Çiçeklerin olduğu bir yere süs olsun diye gitar koymuştum. Onu hemen gidip aldım ve minderlerin olduğu yere koydum. Kamerayı ayarlarken diğer minderide oturacağım yere getirdim. "Bakma öyle sesini kullan demiştim" hala aptal aptal bakıyordu sonra omzunu silkip yerine oturdu kamerayı başlattıktan sonra yerime geçtim ben de. Dilediğin şarkıyı söyle diye başladım sözlerime ama tepki bile vermeden şarkıya başladı. 3-4dakika onu izleme fırsatı buldum. Kamerada çıkacak olması umrumda değildi. Şarkı çok güzeldi, o çok güzeldi ve bu an çok güzeldi ve asla bozmak istemezdim. Ama evimin bir zili vardı.

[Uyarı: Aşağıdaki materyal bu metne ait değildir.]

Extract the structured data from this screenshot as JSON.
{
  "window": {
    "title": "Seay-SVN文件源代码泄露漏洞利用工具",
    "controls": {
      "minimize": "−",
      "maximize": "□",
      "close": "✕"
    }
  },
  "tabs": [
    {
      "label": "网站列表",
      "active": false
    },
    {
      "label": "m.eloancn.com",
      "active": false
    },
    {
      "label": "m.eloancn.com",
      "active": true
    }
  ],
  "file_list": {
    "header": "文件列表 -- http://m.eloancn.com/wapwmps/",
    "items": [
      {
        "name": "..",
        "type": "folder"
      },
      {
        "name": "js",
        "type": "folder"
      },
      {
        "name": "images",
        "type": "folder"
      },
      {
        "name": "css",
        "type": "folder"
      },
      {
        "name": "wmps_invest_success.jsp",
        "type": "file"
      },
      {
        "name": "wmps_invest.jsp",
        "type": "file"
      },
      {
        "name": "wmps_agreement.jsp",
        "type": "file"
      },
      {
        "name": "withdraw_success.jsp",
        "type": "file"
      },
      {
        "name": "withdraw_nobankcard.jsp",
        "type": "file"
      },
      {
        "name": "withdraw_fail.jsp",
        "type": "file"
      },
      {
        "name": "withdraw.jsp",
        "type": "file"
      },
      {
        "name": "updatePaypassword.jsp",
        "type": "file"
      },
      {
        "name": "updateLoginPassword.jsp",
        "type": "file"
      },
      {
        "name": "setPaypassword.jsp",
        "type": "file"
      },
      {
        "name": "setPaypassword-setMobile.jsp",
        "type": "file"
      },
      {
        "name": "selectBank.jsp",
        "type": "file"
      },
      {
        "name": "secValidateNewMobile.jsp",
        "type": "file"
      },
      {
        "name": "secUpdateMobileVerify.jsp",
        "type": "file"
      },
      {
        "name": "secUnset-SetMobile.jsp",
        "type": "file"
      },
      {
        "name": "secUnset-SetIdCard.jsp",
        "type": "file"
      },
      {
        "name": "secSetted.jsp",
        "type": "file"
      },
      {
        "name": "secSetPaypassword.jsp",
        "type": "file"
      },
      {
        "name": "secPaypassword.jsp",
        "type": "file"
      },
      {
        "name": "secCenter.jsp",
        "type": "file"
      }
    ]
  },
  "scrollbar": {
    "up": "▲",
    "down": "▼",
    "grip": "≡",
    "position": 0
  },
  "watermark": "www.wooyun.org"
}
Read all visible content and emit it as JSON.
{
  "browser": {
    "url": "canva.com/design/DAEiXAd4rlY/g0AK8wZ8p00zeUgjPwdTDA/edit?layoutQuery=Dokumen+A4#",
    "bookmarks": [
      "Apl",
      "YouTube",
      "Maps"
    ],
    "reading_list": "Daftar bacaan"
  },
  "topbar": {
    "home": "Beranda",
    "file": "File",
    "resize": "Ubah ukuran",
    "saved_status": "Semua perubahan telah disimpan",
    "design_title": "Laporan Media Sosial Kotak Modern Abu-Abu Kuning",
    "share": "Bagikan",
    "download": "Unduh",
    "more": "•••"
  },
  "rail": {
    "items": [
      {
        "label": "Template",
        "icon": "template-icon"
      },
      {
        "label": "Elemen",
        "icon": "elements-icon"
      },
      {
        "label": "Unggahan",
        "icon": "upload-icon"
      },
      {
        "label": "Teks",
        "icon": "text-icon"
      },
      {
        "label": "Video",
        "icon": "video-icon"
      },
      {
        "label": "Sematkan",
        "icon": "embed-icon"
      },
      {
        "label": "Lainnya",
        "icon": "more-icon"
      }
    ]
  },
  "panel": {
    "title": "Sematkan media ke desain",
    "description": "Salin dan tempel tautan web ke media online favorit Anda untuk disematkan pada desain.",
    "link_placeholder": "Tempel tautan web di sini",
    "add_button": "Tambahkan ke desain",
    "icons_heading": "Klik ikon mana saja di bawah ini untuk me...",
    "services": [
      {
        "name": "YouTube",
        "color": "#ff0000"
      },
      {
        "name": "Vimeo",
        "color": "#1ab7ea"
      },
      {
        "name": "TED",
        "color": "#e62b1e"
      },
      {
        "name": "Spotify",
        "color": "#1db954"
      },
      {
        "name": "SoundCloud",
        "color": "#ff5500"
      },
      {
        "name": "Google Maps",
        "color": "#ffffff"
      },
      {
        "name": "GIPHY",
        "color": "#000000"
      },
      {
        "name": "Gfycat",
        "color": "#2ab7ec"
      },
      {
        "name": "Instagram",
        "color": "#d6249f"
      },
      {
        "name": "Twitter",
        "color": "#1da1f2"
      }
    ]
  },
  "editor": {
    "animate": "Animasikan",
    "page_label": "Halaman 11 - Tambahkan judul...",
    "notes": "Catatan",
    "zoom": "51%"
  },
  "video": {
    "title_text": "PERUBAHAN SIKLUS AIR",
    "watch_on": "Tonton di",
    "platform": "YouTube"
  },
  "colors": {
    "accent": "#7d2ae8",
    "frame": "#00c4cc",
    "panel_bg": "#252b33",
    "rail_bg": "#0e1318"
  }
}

Gelen kişiye baktığımda eminim yüzümün hali görülmeye değerdir. Karşımda ağlayan Chris dururken ne yapacağımı bilmiyordum. "Elsa, yemin ederim çok pişmanım falanda pişman bla bla bla..." gibi sözler duyunca gözlerimi devirmeye engel olamadım. Ve şarkıyı böldüğü içimden sövdüm.
Justin'in hala şarkıya devam ettiğini görünce gülümsememe engel olamadım ama ben gelince aniden durdu.